Title: Calculating pH before equilibrium point in titration
Post by: owen61 on May 03, 2009, 01:54:31 AM

Hi, I'm really stumped by this problem so I thought I'd seek help.

We're titrating a 10 mL sample of 0.1M Na3AsO4 with 7.0 mL HCl. The Na3AsO4 has pK's of: 11.6, 6.77 and 2.25

What is throwing me off about this problem is the amount of HCl we are adding is after the 1/2 equivalence point of 5.0 mL but before the equivalence point of 10 mL.  My professor says Henderson Hassel. is not a valid equation in this case (the reasons for which are also unclear to me) and that the pH value we should get is 11.17.
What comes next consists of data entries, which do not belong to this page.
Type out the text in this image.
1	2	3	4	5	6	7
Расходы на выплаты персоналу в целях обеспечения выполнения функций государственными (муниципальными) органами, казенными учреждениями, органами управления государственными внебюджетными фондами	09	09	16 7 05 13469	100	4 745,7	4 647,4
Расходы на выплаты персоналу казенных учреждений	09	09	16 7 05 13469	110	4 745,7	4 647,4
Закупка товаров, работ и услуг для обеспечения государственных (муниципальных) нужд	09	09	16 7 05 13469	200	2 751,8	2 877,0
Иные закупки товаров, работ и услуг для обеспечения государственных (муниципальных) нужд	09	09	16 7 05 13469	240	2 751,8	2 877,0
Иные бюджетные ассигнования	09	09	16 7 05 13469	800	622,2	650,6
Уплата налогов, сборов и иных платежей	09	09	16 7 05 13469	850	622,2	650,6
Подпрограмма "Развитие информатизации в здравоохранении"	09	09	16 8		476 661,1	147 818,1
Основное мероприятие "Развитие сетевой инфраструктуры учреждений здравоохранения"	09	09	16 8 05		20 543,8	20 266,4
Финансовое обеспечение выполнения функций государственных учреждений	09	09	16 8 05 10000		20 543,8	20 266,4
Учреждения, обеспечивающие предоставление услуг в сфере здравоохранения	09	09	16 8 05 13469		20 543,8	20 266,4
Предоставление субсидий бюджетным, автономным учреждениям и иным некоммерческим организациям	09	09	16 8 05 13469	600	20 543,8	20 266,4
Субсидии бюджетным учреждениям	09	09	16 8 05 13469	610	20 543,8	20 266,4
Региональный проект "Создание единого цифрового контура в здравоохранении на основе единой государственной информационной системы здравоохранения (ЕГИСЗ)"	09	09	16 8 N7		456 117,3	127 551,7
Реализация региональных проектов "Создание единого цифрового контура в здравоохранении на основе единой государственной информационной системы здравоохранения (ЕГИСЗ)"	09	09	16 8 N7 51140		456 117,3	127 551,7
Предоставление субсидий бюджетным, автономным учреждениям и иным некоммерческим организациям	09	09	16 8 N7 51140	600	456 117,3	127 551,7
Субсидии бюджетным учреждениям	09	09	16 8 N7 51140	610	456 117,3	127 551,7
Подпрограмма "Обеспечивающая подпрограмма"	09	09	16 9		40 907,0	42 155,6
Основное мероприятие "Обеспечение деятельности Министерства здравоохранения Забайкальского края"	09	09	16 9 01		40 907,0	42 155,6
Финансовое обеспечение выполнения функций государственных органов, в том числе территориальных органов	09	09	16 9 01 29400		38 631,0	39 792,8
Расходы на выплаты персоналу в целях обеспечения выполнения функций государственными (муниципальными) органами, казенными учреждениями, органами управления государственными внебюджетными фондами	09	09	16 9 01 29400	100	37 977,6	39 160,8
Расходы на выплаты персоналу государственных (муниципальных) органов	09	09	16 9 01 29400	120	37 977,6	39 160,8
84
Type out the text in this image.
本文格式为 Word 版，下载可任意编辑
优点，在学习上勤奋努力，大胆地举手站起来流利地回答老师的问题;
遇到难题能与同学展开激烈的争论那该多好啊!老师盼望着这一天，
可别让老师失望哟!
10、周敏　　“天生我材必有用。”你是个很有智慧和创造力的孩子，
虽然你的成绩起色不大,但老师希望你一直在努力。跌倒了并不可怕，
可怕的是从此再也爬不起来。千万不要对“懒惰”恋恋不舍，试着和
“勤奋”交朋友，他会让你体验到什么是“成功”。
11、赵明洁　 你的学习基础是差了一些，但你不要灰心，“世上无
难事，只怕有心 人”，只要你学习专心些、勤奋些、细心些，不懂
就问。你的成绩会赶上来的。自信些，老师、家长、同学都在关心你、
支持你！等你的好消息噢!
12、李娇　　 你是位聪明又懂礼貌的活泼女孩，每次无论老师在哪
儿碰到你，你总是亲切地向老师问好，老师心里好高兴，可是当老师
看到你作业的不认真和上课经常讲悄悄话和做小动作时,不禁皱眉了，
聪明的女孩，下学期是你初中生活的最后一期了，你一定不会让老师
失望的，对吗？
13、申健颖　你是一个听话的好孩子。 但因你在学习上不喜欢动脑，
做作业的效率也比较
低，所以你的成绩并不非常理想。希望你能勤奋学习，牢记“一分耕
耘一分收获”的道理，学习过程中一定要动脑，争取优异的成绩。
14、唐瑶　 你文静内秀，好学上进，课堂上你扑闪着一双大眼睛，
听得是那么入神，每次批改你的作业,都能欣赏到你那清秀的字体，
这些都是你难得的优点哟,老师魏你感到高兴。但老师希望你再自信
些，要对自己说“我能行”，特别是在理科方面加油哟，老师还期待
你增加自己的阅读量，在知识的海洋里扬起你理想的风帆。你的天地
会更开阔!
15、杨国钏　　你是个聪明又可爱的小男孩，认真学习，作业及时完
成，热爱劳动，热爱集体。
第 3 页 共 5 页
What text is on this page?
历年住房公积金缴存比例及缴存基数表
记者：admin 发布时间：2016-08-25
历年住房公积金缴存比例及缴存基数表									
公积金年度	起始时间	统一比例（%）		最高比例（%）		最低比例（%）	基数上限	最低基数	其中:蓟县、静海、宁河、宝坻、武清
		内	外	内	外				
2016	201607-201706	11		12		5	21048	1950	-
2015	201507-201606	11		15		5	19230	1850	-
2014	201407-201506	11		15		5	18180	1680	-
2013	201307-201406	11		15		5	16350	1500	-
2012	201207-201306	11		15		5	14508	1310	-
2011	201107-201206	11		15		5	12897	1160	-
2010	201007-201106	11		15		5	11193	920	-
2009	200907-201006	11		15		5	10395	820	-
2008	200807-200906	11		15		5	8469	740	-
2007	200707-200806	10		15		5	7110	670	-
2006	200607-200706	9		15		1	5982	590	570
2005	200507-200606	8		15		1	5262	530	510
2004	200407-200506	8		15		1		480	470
I tried setting up an ICE box

    Na3AsO4         +        HCl -->          HNa2AsO4 +       NaCl
I   (0.1M)(0.01L)     (0.1M)(0.007L)         ----                  ----
C  -0.0007 mols           -0.0007 mols    +0.0007 mols     ------
E   0.0003 mols            0                     0.0007 mols

Now, I know in HHb we would then divide the mol values for Na3AsO4 and its conjugate acid by the total volume (0.017 mL) and set pH = pKa + log ([A-]/[HA]) and would get a pH of 11.23. However, I don't know what to do since we cannot use HHb.

If anyone has any suggestions, I would love them eternally. Well, maybe not eternally, but for a little while  :)

Title: Re: Calculating pH before equilibrium point in titration
Post by: Borek on May 03, 2009, 05:07:06 AM

The difference between 11.23 that you got using HH and the real value of 11.17 (or 11.16 which I got) is about 0.05. Stating that HH can't be used in this case is a nitpicking, especially in the solution of ionic strength close to 0.3, where thermodynamic effects are much more important (calculating pH using Davies equation for activity coefficients I got pH 10.35, thats a one unit difference, not 0.05).

Trick is, HH equation describes situation when you know exact concentrations of acid (HAsO₄^2- in this case) and conjugate base (AsO₄^3-). We use it for calculation of pH assuming that these concentrations are given just by the stoichiometry of neutralization - in this case we assume that protonation was complete. However, reactions in the solution doesn't stop here - both AsO₄^3- and HAsO₄^2- will react further (the first one hydrolyzing, the latter dissociating), slightly shifting pH till the equilibrium is reached.

I draw a blank at the moment - no easy idea how to calculate the pH taking these things into account. Rigorous approach will probably yield at least 3rd degree polynomial.